Unlike most poets, Shahryar seldom recited his own poetry to suit an occasion but unfailingly produced a sher by a contemporary or one of the ‘masters’ to prop his conversation and to drive home a point. In the best tradition of conversations in the educated, genteel Urdu-speaking milieu, the shurfa as they are called, a conversation with Shahryar – no matter how prosaic the subject – was never complete without a sprinkling of the choicest Urdu verses and an amusing incident or two narrated with a ready laugh and twinkling eyes. However, Shahryar was unfailingly careful with his language in mixed company and was never known to use expletives or narrate ribald jokes in the presence of women.
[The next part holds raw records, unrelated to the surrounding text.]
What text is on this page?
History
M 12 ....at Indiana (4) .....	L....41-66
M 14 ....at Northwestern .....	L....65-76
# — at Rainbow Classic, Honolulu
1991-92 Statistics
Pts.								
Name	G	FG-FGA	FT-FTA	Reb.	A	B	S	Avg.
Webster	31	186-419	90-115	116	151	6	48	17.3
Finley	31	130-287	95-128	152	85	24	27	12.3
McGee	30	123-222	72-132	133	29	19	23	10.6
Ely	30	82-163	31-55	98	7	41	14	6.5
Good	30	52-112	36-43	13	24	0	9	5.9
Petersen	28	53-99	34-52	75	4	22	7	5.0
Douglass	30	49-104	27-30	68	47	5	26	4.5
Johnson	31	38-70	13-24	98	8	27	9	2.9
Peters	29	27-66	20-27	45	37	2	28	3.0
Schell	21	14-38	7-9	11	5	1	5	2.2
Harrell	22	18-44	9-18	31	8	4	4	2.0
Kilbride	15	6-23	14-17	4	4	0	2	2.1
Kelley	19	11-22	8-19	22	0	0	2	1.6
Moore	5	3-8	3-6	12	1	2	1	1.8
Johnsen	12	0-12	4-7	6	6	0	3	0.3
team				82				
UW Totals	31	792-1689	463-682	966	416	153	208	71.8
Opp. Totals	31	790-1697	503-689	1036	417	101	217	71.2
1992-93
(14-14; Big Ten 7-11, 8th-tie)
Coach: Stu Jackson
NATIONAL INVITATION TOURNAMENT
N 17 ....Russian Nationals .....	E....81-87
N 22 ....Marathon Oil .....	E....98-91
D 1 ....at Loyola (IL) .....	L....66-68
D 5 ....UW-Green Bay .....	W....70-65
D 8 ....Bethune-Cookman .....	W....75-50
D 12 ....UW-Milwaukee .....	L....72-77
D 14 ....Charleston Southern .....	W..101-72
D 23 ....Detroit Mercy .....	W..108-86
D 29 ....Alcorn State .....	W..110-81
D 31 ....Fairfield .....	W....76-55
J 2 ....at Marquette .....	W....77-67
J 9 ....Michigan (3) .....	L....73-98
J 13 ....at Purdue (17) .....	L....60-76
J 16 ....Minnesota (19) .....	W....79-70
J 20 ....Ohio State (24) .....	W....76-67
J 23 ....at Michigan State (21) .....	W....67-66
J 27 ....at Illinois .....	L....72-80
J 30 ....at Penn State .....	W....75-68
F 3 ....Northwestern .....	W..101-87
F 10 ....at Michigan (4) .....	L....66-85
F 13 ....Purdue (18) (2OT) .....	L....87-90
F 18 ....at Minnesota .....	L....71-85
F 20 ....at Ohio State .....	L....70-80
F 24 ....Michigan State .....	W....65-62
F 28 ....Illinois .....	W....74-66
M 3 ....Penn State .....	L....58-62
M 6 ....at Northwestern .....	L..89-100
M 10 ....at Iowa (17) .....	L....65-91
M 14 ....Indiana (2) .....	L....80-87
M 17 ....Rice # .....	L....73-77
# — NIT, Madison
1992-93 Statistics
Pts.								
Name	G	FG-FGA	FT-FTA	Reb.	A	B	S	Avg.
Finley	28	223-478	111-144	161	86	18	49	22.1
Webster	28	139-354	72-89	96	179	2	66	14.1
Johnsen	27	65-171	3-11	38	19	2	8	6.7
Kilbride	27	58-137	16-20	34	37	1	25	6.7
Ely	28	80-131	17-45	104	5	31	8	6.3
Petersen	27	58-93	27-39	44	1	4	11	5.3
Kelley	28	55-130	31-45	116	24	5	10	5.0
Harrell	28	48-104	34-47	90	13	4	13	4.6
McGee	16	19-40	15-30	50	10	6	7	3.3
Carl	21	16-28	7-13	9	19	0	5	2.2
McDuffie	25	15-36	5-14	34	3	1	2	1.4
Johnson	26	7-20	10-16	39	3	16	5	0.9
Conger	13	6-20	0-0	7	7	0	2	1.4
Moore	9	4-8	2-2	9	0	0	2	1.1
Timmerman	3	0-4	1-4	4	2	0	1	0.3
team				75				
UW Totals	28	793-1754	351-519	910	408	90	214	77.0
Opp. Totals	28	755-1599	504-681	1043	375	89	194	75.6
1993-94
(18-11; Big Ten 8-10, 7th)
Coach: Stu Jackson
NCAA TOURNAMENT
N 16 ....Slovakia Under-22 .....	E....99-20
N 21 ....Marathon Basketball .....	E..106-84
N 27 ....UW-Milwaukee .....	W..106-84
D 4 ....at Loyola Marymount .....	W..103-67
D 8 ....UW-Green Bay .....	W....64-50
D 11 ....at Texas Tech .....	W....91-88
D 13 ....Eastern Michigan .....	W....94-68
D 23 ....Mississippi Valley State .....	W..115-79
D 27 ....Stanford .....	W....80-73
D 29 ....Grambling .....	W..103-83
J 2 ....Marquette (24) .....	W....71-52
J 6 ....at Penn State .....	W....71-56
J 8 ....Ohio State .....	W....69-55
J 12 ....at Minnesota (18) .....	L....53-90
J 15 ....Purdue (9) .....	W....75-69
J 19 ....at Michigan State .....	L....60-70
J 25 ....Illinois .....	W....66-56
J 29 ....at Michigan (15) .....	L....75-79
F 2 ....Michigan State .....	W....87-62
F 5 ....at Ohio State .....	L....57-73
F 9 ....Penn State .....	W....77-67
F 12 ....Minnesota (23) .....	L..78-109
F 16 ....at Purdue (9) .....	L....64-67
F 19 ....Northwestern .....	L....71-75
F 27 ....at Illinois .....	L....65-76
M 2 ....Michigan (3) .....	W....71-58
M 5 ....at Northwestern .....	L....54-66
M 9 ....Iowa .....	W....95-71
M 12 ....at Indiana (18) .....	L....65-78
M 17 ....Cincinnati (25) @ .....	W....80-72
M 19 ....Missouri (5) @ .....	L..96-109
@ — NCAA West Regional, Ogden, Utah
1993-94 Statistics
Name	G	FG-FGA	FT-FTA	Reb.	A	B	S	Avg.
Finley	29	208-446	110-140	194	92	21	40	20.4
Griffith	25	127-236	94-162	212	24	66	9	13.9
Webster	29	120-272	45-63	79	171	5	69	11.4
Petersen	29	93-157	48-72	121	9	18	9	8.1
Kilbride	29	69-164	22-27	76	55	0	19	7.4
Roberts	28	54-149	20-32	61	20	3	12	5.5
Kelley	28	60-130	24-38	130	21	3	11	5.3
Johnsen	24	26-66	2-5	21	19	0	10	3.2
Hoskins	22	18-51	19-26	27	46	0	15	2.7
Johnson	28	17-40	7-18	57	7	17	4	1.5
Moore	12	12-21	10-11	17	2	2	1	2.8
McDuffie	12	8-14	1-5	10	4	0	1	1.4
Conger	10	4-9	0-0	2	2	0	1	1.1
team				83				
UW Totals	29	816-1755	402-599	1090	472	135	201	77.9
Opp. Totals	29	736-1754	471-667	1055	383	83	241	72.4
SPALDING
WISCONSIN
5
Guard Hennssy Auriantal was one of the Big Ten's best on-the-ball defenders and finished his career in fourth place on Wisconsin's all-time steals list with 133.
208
Fond of good clothes and expensive aftershaves and perfumes, Shahryar was always a natty dresser. In fact, in his choice of well-tailored Western-style suits and jackets, he cut a dapper figure, vastly different from the pajama-kurta or shervani-clad and topi-wearing, long-haired, dishevelled Urdu poet of the popular imagination. Possibly the long years in academia had given him the poise and innate confidence to hold his own among all strata of society.